Two types of continuous biomanufacturing models are in use currently. The hybrid model uses fedbatch cell culture with continuous downstream purification, clarification, and polishing. Cost modeling of such a process suggests that it is an attractive scenario for MAb manufacturing. The full-continuous biomanufacturing model, which links perfusion culture with continuous downstream processing, results in the most significant time savings due to parallel operation and thus the highest facility use and volumetic productivity rates. This model is being tested in proof-of-concept studies by Bayer Technology Services (Leverkusen, Germany), Merck (Kenilworth, NJ, USA), Sanofi-Genzyme (Framingham, MA, USA), and BioSanaPharma (Leiden, Netherlands).

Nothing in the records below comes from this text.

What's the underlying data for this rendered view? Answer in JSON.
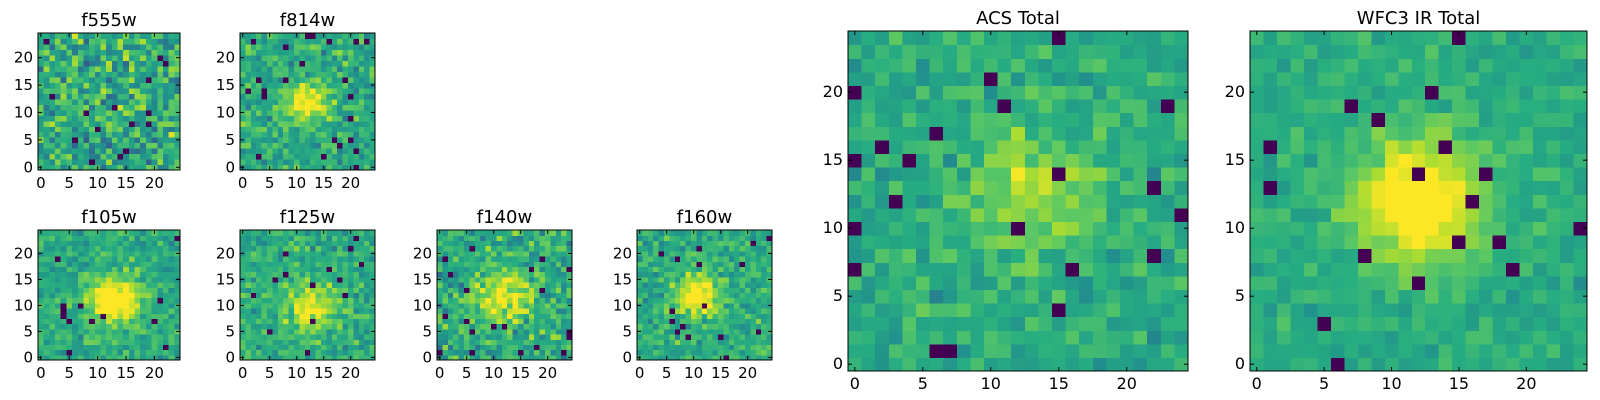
{
  "chart_data": [
    {
      "type": "heatmap",
      "title": "f555w",
      "colormap": "viridis",
      "grid": false,
      "xlim": [
        -0.5,
        24.5
      ],
      "ylim": [
        -0.5,
        24.5
      ],
      "xticks": [
        0,
        5,
        10,
        15,
        20
      ],
      "yticks": [
        0,
        5,
        10,
        15,
        20
      ],
      "blob": {
        "x": 12,
        "y": 12,
        "amp": 0.0,
        "sigma": 3.5
      },
      "noise": 0.38,
      "seed": 11
    },
    {
      "type": "heatmap",
      "title": "f814w",
      "colormap": "viridis",
      "grid": false,
      "xlim": [
        -0.5,
        24.5
      ],
      "ylim": [
        -0.5,
        24.5
      ],
      "xticks": [
        0,
        5,
        10,
        15,
        20
      ],
      "yticks": [
        0,
        5,
        10,
        15,
        20
      ],
      "blob": {
        "x": 12,
        "y": 12,
        "amp": 0.45,
        "sigma": 2.6
      },
      "noise": 0.26,
      "seed": 23
    },
    {
      "type": "heatmap",
      "title": "f105w",
      "colormap": "viridis",
      "grid": false,
      "xlim": [
        -0.5,
        24.5
      ],
      "ylim": [
        -0.5,
        24.5
      ],
      "xticks": [
        0,
        5,
        10,
        15,
        20
      ],
      "yticks": [
        0,
        5,
        10,
        15,
        20
      ],
      "blob": {
        "x": 13,
        "y": 11,
        "amp": 0.5,
        "sigma": 3.2
      },
      "noise": 0.22,
      "seed": 37
    },
    {
      "type": "heatmap",
      "title": "f125w",
      "colormap": "viridis",
      "grid": false,
      "xlim": [
        -0.5,
        24.5
      ],
      "ylim": [
        -0.5,
        24.5
      ],
      "xticks": [
        0,
        5,
        10,
        15,
        20
      ],
      "yticks": [
        0,
        5,
        10,
        15,
        20
      ],
      "blob": {
        "x": 13,
        "y": 10,
        "amp": 0.35,
        "sigma": 3.4
      },
      "noise": 0.25,
      "seed": 41
    },
    {
      "type": "heatmap",
      "title": "f140w",
      "colormap": "viridis",
      "grid": false,
      "xlim": [
        -0.5,
        24.5
      ],
      "ylim": [
        -0.5,
        24.5
      ],
      "xticks": [
        0,
        5,
        10,
        15,
        20
      ],
      "yticks": [
        0,
        5,
        10,
        15,
        20
      ],
      "blob": {
        "x": 12,
        "y": 12,
        "amp": 0.35,
        "sigma": 3.6
      },
      "noise": 0.3,
      "seed": 53
    },
    {
      "type": "heatmap",
      "title": "f160w",
      "colormap": "viridis",
      "grid": false,
      "xlim": [
        -0.5,
        24.5
      ],
      "ylim": [
        -0.5,
        24.5
      ],
      "xticks": [
        0,
        5,
        10,
        15,
        20
      ],
      "yticks": [
        0,
        5,
        10,
        15,
        20
      ],
      "blob": {
        "x": 11,
        "y": 12,
        "amp": 0.45,
        "sigma": 2.8
      },
      "noise": 0.24,
      "seed": 67
    },
    {
      "type": "heatmap",
      "title": "ACS Total",
      "colormap": "viridis",
      "grid": false,
      "xlim": [
        -0.5,
        24.5
      ],
      "ylim": [
        -0.5,
        24.5
      ],
      "xticks": [
        0,
        5,
        10,
        15,
        20
      ],
      "yticks": [
        0,
        5,
        10,
        15,
        20
      ],
      "blob": {
        "x": 13,
        "y": 13,
        "amp": 0.28,
        "sigma": 3.0
      },
      "noise": 0.2,
      "seed": 79
    },
    {
      "type": "heatmap",
      "title": "WFC3 IR Total",
      "colormap": "viridis",
      "grid": false,
      "xlim": [
        -0.5,
        24.5
      ],
      "ylim": [
        -0.5,
        24.5
      ],
      "xticks": [
        0,
        5,
        10,
        15,
        20
      ],
      "yticks": [
        0,
        5,
        10,
        15,
        20
      ],
      "blob": {
        "x": 12,
        "y": 12,
        "amp": 0.55,
        "sigma": 3.2
      },
      "noise": 0.14,
      "seed": 97
    }
  ]
}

I showed examples of 200-L and 500-L BIOSTAT® STR scale single-use bioreactors used by Patheon that have been used with XD® cell culture for perfusion runs to achieve viable cell densities of 130 × 106 cells/mL and >200 × 106 cells/mL, without oxygen or other limitations observed. I discussed the use of different types of harvest using filtrate or cell bleed for downstream processing and equipment such as a single-use centrifugation system (kSep® systems) and RHOBUST® expanded-bed adsorption technology that can be used with high cell densities. I also showed an example of a BioSMB® system (Pall) for continuous downstream chromatography to purify high–cell-density culture, which achieved 67 g/L/h compared with 12 g/L/h gram antibody per liter protein A per hour specific productivity from a regular batch chromatography step. As with column chromatography, solutions are required for harvest collection, virus inactivation, concentration, and diafiltration, all of which must be connected to an integral automation system.

In conclusion, continuous biomanufacturing promises to help deliver small footprint, flexible facilities, and lower CoG for the production of biopharmaceuticals. Although the technologies are available, they are not yet fully mature, and early adopters are leading the way to make them mainstream.